Friendship
Friendship
Giclee print
14” x 19 ½” (available also in smaller or bigger sizes)
Original painting – gouache, watercolors and ink on Arches paper
Original size 16 ½” x 22 ½”
I’ve loved the Craik Friendship quote (mistakenly ascribed to George Eliot in many places) for many years. When I found the quote about friendship in a letter by the extraordinary Jewish writer Bruno Schulz (who was also a painter, and was murdered by a Nazi officer in 1942 in his town of Drohobycz, Poland), I decided these two quotes might be good together in a painting.
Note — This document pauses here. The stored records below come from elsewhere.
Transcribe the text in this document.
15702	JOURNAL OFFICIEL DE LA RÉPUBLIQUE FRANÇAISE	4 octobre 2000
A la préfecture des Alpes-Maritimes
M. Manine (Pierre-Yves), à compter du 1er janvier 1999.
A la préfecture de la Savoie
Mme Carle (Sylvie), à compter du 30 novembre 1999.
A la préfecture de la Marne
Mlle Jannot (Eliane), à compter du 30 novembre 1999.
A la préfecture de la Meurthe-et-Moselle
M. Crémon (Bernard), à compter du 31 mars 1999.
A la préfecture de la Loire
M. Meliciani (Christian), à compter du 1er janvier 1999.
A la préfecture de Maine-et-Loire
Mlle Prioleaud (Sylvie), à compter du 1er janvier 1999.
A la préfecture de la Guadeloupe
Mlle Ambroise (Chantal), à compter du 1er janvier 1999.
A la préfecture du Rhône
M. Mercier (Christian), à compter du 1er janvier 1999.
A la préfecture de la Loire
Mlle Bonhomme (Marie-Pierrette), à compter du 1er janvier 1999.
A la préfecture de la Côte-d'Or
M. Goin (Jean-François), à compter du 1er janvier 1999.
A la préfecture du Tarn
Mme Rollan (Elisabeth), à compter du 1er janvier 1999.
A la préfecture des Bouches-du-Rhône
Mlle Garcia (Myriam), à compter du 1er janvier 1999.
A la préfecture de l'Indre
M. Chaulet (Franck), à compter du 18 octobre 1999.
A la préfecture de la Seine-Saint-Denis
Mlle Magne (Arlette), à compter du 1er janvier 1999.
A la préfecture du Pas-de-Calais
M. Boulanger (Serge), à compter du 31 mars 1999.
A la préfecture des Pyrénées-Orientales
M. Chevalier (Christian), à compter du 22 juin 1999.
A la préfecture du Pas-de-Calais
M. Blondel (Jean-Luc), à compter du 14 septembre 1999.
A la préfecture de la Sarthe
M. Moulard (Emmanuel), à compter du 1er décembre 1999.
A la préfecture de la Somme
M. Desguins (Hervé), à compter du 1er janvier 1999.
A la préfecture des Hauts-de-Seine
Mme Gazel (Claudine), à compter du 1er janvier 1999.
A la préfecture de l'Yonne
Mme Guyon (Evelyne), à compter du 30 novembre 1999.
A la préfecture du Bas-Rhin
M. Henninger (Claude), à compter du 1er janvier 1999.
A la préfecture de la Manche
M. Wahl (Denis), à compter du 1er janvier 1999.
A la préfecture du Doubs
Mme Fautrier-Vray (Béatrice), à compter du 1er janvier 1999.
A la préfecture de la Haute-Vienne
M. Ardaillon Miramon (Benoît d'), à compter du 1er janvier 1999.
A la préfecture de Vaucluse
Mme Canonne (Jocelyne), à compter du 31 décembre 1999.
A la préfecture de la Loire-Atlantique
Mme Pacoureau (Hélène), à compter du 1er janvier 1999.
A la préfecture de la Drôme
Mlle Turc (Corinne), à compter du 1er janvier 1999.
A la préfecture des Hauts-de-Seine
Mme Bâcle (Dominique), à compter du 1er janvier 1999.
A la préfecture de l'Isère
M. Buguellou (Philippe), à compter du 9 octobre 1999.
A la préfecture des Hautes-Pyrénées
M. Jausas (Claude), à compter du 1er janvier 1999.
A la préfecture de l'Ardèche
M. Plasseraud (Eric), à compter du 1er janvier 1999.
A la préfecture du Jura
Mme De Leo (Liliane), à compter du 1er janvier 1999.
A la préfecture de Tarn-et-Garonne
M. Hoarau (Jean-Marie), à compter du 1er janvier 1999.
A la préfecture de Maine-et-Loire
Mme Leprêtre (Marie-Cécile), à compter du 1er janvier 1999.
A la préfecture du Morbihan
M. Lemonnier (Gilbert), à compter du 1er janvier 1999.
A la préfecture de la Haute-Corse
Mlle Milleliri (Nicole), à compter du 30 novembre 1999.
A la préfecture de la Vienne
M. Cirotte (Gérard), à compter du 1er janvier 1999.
(On a personal note, many times in my life, I hesitated whether to reveal a weakness to a new person with whom I wanted to be friends. In all such occasions, when I did reveal my weakness, it paid off and became the basis for a strong and long-lasting friendship.)
Here are the quotes:
Oh, the comfort, the inexpressible comfort of feeling safe with a person, having neither to weigh thoughts, nor measure words, but to pour them all out, just as they are, chaff and grain together, knowing that a faithful hand will take and sift them, keep what is worth keeping, and then, with a breath of kindness, blow the rest away.
Dinah M. Craik
[…] it’s good that you aren’t perfect […] people’s weakness delivers their souls to us, makes them needy. That loss of an electron ionizes them and renders them suitable for chemical bonding. Without flaws they would stay locked within themselves, not needing anything. It takes vices to give them flavor and attraction.
Bruno Schulz in a letter to his friend Tadeusz Breza, 1934.
From the book Letters and Drawings of Bruno Schulz, translated by Walter Arndt,
Harper and Row Publishers
The painting tries to hint at the process described by Schulz as “ionization”, the transfer of an electron from one atom to another, which binds the two atoms into one molecule.
The patterns around the two “atoms” are all made of geometrical shapes interconnected to create two or more different shapes.
This print has been printed in the giclée technique, by Tony Molatore of The Berkeley
Giclee, on an archival 100% rag paper. Colors are non-fading, for at least 85 years.